THE Prime Minister said fiery protests such as those in east Port of Spain on Monday, could make everyone’s lives harder, even as he also acknowledged that people were pained by the circumstances that led to the protests.

He made the comment at the post-Cabinet briefing on Thursday at the Diplomatic Centre, St Ann’s in response to the protests which followed the police-involved shooting deaths of three young men in Port of Spain on Saturday.

The victims, Isaiah Roberts, 17, Leonardo Niko Williams, 17, and Fabien Richards, 21, were shot on Independence Square by police following a chase which started in Diego Martin.

Dr Rowley said he witnessed lawlessness on Monday which could affect the economy. He said some people believed that was how to talk to the Government or get into political office.

“Heaping more coals on our head, denying us a drink of water, or making it difficult for us to move lawfully from one place to another, in no way improves our circumstance.

“What we are required to do now as a people is to do what is sensible, what is useful, what is helpful, to reduce the amount of weight, the pressure that is on our shoulders. Every country in the world today is under some kind of pressure, much of it unanticipated, at this time. We are required to put our best foot forward.

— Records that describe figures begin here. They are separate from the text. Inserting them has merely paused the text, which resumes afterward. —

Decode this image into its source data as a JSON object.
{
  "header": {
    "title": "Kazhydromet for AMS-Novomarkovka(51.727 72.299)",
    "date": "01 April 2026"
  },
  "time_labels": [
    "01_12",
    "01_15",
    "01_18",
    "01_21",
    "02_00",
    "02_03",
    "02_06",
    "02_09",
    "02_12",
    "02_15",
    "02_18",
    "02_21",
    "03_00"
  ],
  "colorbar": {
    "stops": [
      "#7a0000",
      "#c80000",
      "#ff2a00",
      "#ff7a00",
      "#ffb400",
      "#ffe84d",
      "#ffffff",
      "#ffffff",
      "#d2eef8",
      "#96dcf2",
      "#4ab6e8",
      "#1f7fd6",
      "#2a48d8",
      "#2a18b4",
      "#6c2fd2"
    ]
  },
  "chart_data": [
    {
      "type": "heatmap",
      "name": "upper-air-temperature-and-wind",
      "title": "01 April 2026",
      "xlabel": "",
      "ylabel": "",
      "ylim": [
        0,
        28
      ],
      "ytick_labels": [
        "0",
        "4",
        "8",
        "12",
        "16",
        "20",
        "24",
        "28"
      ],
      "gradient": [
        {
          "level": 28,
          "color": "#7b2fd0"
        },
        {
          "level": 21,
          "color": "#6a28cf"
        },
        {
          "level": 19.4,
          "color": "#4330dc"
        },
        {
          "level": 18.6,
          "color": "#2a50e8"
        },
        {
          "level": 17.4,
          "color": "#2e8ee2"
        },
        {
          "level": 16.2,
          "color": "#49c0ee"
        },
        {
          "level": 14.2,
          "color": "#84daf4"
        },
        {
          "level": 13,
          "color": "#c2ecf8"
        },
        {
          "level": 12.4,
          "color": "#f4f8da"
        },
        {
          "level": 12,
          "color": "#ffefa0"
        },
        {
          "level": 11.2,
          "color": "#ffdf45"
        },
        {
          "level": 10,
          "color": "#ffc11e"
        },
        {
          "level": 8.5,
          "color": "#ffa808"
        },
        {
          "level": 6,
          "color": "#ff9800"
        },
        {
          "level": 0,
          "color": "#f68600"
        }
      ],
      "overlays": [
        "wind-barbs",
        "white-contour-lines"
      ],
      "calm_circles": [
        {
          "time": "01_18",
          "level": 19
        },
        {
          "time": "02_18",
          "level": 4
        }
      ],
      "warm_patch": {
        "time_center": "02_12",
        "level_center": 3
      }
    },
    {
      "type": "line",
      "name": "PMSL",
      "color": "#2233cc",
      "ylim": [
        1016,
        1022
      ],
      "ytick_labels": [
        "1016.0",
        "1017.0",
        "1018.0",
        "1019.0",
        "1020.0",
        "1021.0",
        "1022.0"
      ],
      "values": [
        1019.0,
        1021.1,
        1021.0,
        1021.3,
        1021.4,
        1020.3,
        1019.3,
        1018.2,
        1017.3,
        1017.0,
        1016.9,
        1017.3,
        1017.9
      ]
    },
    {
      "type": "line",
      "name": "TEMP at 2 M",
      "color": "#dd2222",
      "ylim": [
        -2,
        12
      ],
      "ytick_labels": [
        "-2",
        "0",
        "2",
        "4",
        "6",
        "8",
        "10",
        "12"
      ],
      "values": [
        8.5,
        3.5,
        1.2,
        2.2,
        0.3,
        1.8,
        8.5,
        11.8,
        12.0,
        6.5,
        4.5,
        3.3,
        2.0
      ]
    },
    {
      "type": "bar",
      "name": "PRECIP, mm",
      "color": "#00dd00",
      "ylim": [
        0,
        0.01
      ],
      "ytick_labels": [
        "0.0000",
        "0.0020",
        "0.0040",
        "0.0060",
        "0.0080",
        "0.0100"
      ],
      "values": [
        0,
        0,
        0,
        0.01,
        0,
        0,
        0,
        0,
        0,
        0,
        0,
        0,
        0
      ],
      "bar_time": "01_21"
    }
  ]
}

Prime Minister Dr Keith Rowley. –

“So those kind of disturbances, we’re better than that.”

He elaborated in reply to a query from a reporter.

“There are things that happen that we expect not to happen, that we hope will not happen and circumstances don’t develop when these things happen.

“There is an investigation taking place and I would not want to comment too widely on it, but I would rather if that did not happen. We await the investigation and those investigations will tell us the extent to which it was an action that was avoidable, reasonable, illegal or legal.”

He said that was how a civilised society handled these things.

“I know that emotions are high. The loss of life, the loss of friends, the loss of family, the loss of community members, it brings pain.

“People feel that pain but we need to not create more pain for the wider society. Let us handle it in a civilised way, get to the bottom of it.

“We have instruments in place for dealing with that. Let us deal with that. We don’t encourage wrongdoing.”